As stated by someone before, you need a new mechanic. If the yoke was at all questionable it should have had any burrs removed with emory cloth before being reinstalled. And if the seal has worn a groove in it, they should have caught it the first time. Check around a little at a seal supplier with the part number of your stock seal. There may be an aftermarket piece that sits the seal lip a little further back on your yoke rather than having to replace it.
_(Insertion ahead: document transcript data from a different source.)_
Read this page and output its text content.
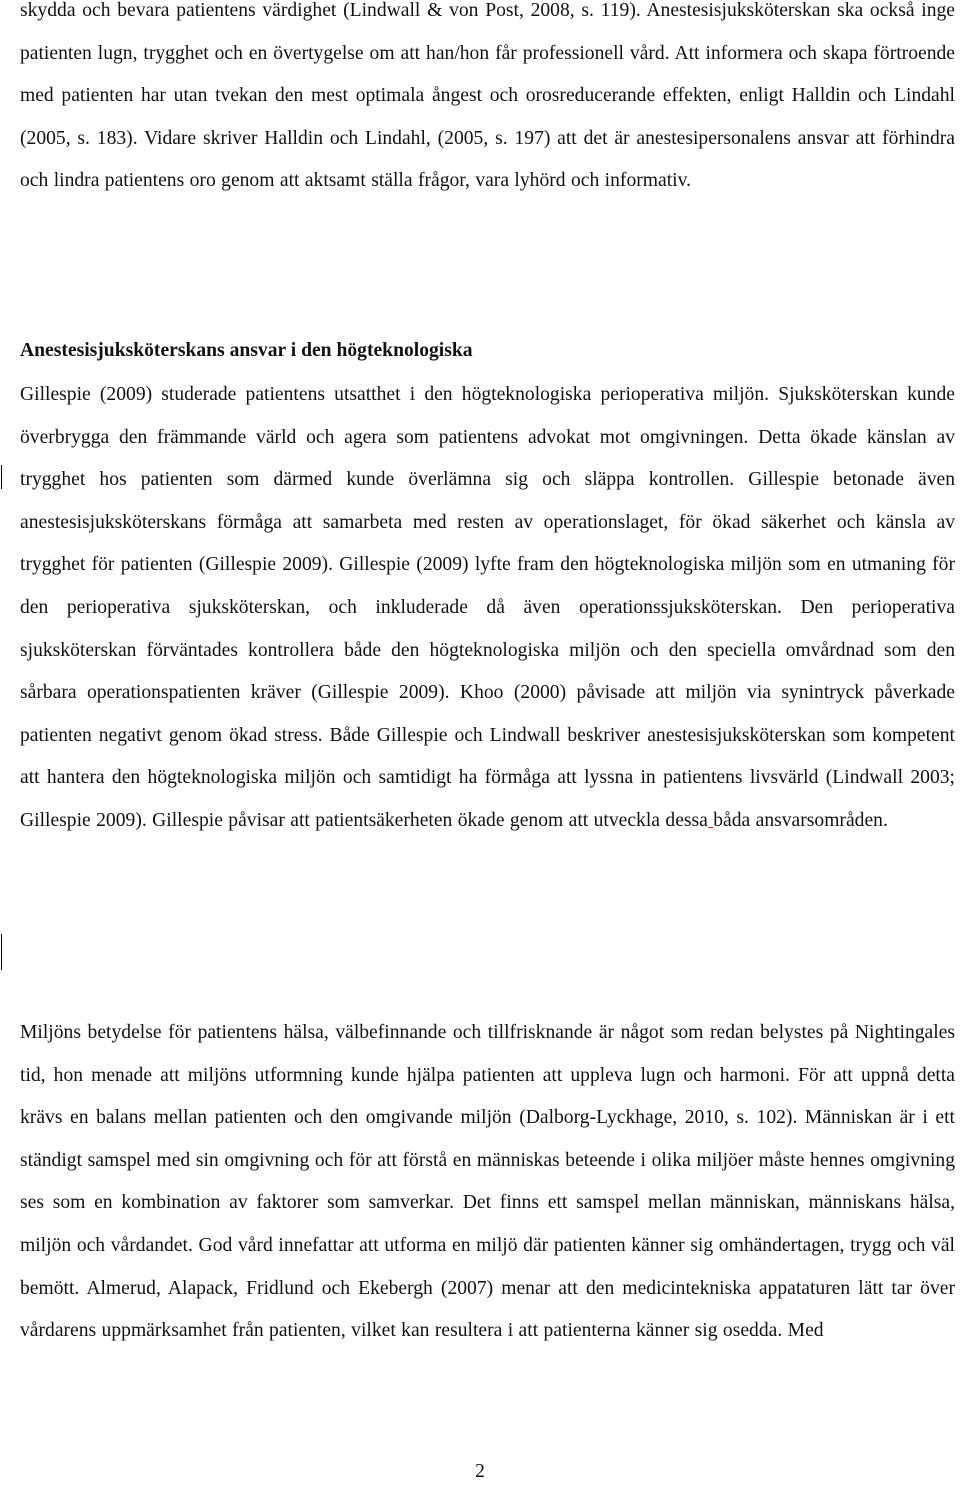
skydda och bevara patientens värdighet (Lindwall & von Post, 2008, s. 119). Anestesisjuksköterskan ska också inge patienten lugn, trygghet och en övertygelse om att han/hon får professionell vård. Att informera och skapa förtroende med patienten har utan tvekan den mest optimala ångest och orosreducerande effekten, enligt Halldin och Lindahl (2005, s. 183). Vidare skriver Halldin och Lindahl, (2005, s. 197) att det är anestesipersonalens ansvar att förhindra och lindra patientens oro genom att aktsamt ställa frågor, vara lyhörd och informativ.

Anestesisjuksköterskans ansvar i den högteknologiska

Gillespie (2009) studerade patientens utsatthet i den högteknologiska perioperativa miljön. Sjuksköterskan kunde överbrygga den främmande värld och agera som patientens advokat mot omgivningen. Detta ökade känslan av trygghet hos patienten som därmed kunde överlämna sig och släppa kontrollen. Gillespie betonade även anestesisjuksköterskans förmåga att samarbeta med resten av operationslaget, för ökad säkerhet och känsla av trygghet för patienten (Gillespie 2009). Gillespie (2009) lyfte fram den högteknologiska miljön som en utmaning för den perioperativa sjuksköterskan, och inkluderade då även operationssjuksköterskan. Den perioperativa sjuksköterskan förväntades kontrollera både den högteknologiska miljön och den speciella omvårdnad som den sårbara operationspatienten kräver (Gillespie 2009). Khoo (2000) påvisade att miljön via synintryck påverkade patienten negativt genom ökad stress. Både Gillespie och Lindwall beskriver anestesisjuksköterskan som kompetent att hantera den högteknologiska miljön och samtidigt ha förmåga att lyssna in patientens livsvärld (Lindwall 2003; Gillespie 2009). Gillespie påvisar att patientsäkerheten ökade genom att utveckla dessa båda ansvarsområden.

Miljöns betydelse för patientens hälsa, välbefinnande och tillfrisknande är något som redan belystes på Nightingales tid, hon menade att miljöns utformning kunde hjälpa patienten att uppleva lugn och harmoni. För att uppnå detta krävs en balans mellan patienten och den omgivande miljön (Dalborg-Lyckhage, 2010, s. 102). Människan är i ett ständigt samspel med sin omgivning och för att förstå en människas beteende i olika miljöer måste hennes omgivning ses som en kombination av faktorer som samverkar. Det finns ett samspel mellan människan, människans hälsa, miljön och vårdandet. God vård innefattar att utforma en miljö där patienten känner sig omhändertagen, trygg och väl bemött. Almerud, Alapack, Fridlund och Ekebergh (2007) menar att den medicintekniska appataturen lätt tar över vårdarens uppmärksamhet från patienten, vilket kan resultera i att patienterna känner sig osedda. Med

2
They make them for axle shafts, they make them for harmonic balancers, I don't see why it couldn't exist for a tranny output shaft!


----------



## rooferdave (Jan 23, 2010)

do not know if it is related but now my "trailer mode" does not work, after 5 grand of work I am starting to get really pissed, and my truck pisses out tranny fluid, out of words now. wish I could [email protected]$k up a roof that bad and still charge the sucker (oops) client


----------



## iceyman (Mar 1, 2007)

rooferdave;1028801 said:


> do not know if it is related but now my "trailer mode" does not work, after 5 grand of work I am starting to get really pissed, and my truck pisses out tranny fluid, out of words now. wish I could [email protected]$k up a roof that bad and still charge the sucker (oops) client


pissing out tranny fluid is never good\:realmad:
mine had a bad gasket..cheap fix


----------



## BigLou80 (Feb 25, 2008)

rooferdave;1028801 said:


> do not know if it is related but now my "trailer mode" does not work, after 5 grand of work I am starting to get really pissed, and my truck pisses out tranny fluid, out of words now. wish I could [email protected]$k up a roof that bad and still charge the sucker (oops) client


You can! I see lots of guys do it all the time with slate roofs.
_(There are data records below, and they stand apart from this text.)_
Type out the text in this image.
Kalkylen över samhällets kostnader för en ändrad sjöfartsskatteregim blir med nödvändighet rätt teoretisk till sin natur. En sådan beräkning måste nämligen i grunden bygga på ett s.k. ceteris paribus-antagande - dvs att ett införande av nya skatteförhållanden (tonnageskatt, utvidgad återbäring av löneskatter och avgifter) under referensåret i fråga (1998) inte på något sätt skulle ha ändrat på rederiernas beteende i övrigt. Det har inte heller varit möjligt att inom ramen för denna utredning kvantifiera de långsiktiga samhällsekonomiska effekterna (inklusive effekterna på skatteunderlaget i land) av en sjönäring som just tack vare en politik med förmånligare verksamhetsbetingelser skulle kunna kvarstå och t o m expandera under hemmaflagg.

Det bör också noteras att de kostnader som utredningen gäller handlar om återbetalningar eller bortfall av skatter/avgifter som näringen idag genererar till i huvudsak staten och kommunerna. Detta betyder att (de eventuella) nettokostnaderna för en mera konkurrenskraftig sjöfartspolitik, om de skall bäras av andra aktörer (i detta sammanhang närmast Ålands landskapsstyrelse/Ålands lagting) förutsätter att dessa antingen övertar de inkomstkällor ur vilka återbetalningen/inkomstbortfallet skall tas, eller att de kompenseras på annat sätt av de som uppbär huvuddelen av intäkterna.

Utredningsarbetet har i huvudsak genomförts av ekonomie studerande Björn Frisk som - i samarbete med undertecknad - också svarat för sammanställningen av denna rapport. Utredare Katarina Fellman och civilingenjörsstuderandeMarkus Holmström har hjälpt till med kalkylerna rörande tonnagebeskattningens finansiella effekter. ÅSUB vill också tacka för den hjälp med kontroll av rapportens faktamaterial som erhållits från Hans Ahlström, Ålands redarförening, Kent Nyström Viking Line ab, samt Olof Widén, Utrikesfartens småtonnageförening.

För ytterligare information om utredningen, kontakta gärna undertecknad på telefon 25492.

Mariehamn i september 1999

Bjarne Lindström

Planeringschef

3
Like Derek said you need a new mechanic.

BTW I think I paid like $175 for my output shaft


----------



## rooferdave (Jan 23, 2010)

derekbroerse;1028392 said:


> As stated by someone before, you need a new mechanic. If the yoke was at all questionable it should have had any burrs removed with emory cloth before being reinstalled. And if the seal has worn a groove in it, they should have caught it the first time. Check around a little at a seal supplier with the part number of your stock seal. There may be an aftermarket piece that sits the seal lip a little further back on your yoke rather than having to replace it. They make them for axle shafts, they make them for harmonic balancers, I don't see why it couldn't exist for a tranny output shaft!
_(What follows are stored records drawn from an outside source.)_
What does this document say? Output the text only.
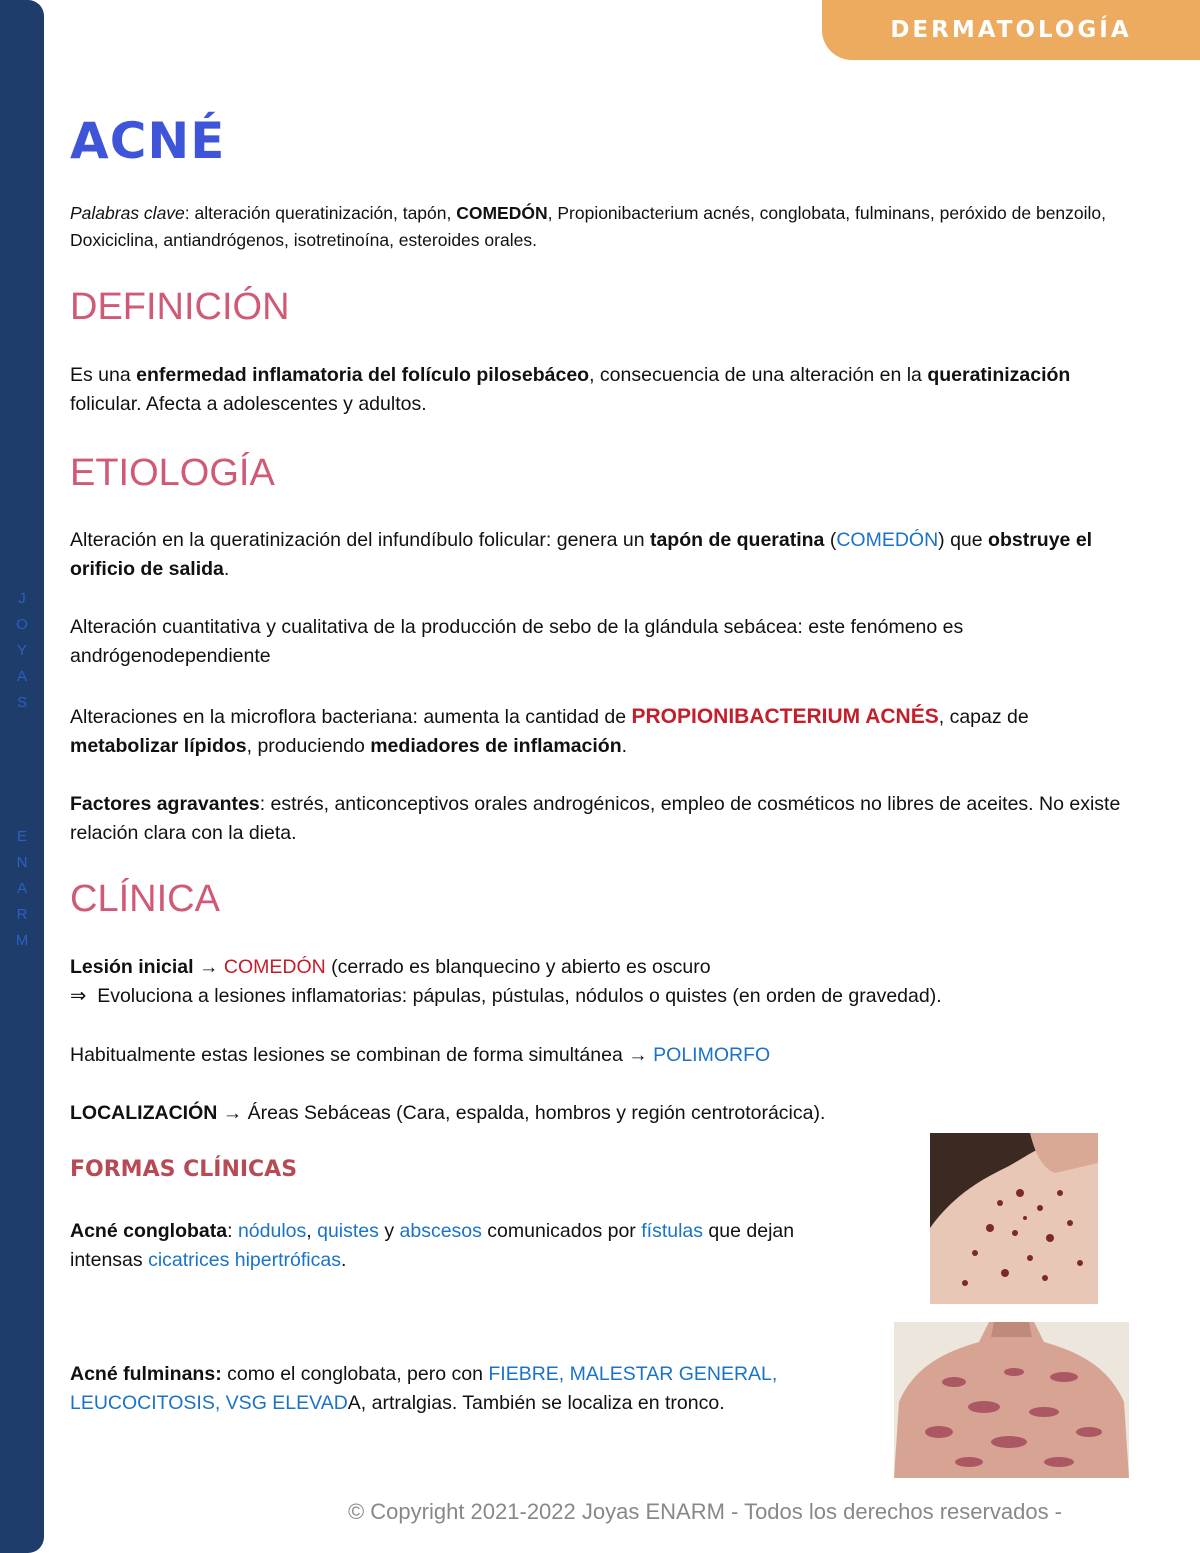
J
O
Y
A
S
E
N
A
R
M
DERMATOLOGÍA
ACNÉ

Palabras clave: alteración queratinización, tapón, COMEDÓN, Propionibacterium acnés, conglobata, fulminans, peróxido de benzoilo, Doxiciclina, antiandrógenos, isotretinoína, esteroides orales.

DEFINICIÓN

Es una enfermedad inflamatoria del folículo pilosebáceo, consecuencia de una alteración en la queratinización folicular. Afecta a adolescentes y adultos.

ETIOLOGÍA

Alteración en la queratinización del infundíbulo folicular: genera un tapón de queratina (COMEDÓN) que obstruye el orificio de salida.

Alteración cuantitativa y cualitativa de la producción de sebo de la glándula sebácea: este fenómeno es andrógenodependiente

Alteraciones en la microflora bacteriana: aumenta la cantidad de PROPIONIBACTERIUM ACNÉS, capaz de metabolizar lípidos, produciendo mediadores de inflamación.

Factores agravantes: estrés, anticonceptivos orales androgénicos, empleo de cosméticos no libres de aceites. No existe relación clara con la dieta.

CLÍNICA

Lesión inicial → COMEDÓN (cerrado es blanquecino y abierto es oscuro
⇒ Evoluciona a lesiones inflamatorias: pápulas, pústulas, nódulos o quistes (en orden de gravedad).

Habitualmente estas lesiones se combinan de forma simultánea → POLIMORFO

LOCALIZACIÓN → Áreas Sebáceas (Cara, espalda, hombros y región centrotorácica).

FORMAS CLÍNICAS

Acné conglobata: nódulos, quistes y abscesos comunicados por fístulas que dejan intensas cicatrices hipertróficas.

Acné fulminans: como el conglobata, pero con FIEBRE, MALESTAR GENERAL, LEUCOCITOSIS, VSG ELEVADA, artralgias. También se localiza en tronco.

© Copyright 2021-2022 Joyas ENARM - Todos los derechos reservados -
thanks for the tip! I am going to look into this as soon as I get back from niagra with the kids.


----------



## rooferdave (Jan 23, 2010)

BigLou80;1028843 said:


> You can! I see lots of guys do it all the time with slate roofs.
> 
> Like Derek said you need a new mechanic.
> 
> BTW I think I paid like $175 for my output shaft


Hey! I do slate roofs! You have a lot of slate where you are? Most people do not even know what a slate roof is.


----------



## BigLou80 (Feb 25, 2008)

rooferdave;1028918 said:


> Hey! I do slate roofs! You have a lot of slate where you are? Most people do not even know what a slate roof is.


Do you do them right ? 
We have a lot of slate where I live but less of it every day. I see prefectly good roofs with 100 years left in them thrown away because some "roofer" told them it was time to replace it or just didn't know how to fix it


----------



## rooferdave (Jan 23, 2010)

BigLou80;1028938 said:


> Do you do them right ?
> We have a lot of slate where I live but less of it every day. I see prefectly good roofs with 100 years left in them thrown away because some "roofer" told them it was time to replace it or just didn't know how to fix it


"cookie cutter" roofers, don't think.. sell em a new shingle roof and move on, very few have the (correct) tools or the knowledge to do it, the sad thing is most of the damage to old slate roofs is done by the unknowing roofers) they fix one or two slates and break 5 but they do not fall out till the frost/ ice pops the cracks, then the home owner calls the roofer back to fix it and it gets worse till they replace the roof. most slate roofs are in the worst condition where idiots can reach and the hard to reach area's are usually in the best shape. A good indication of a shingler who thinks he is a slater are the ones who are right handed using a left handed slate hammer! My local roofing supplier only sells left handed and do not know the diff, makes me laugh everytime I see it


----------



## BigLou80 (Feb 25, 2008)

rooferdave;1028960 said:


> "cookie cutter" roofers, don't think.. sell em a new shingle roof and move on, very few have the (correct) tools or the knowledge to do it, the sad thing is most of the damage to old slate roofs is done by the unknowing roofers) they fix one or two slates and break 5 but they do not fall out till the frost/ ice pops the cracks, then the home owner calls the roofer back to fix it and it gets worse till they replace the roof. most slate roofs are in the worst condition where idiots can reach and the hard to reach area's are usually in the best shape. A good indication of a shingler who thinks he is a slater are the ones who are right handed using a left handed slate hammer! My local roofing supplier only sells left handed and do not know the diff, makes me laugh everytime I see it


They probably don't even know what makes the hammer left handed. 
Lots about construction amazes me, here are two of them

1) when it comes to slate people are willing to pay to have a perfectly good roof slowly destroyed. Going from the lowest cost of ownership to the highest

2) contactors are so proud of losing money. They are actually proud to have underbid another company. CONGRATULATION you have won the race to the bottom. I just don't get how willing to lose margin some contractors are just to "get the job" No other industry does it to the extent of residential construction. I just don't get it


----------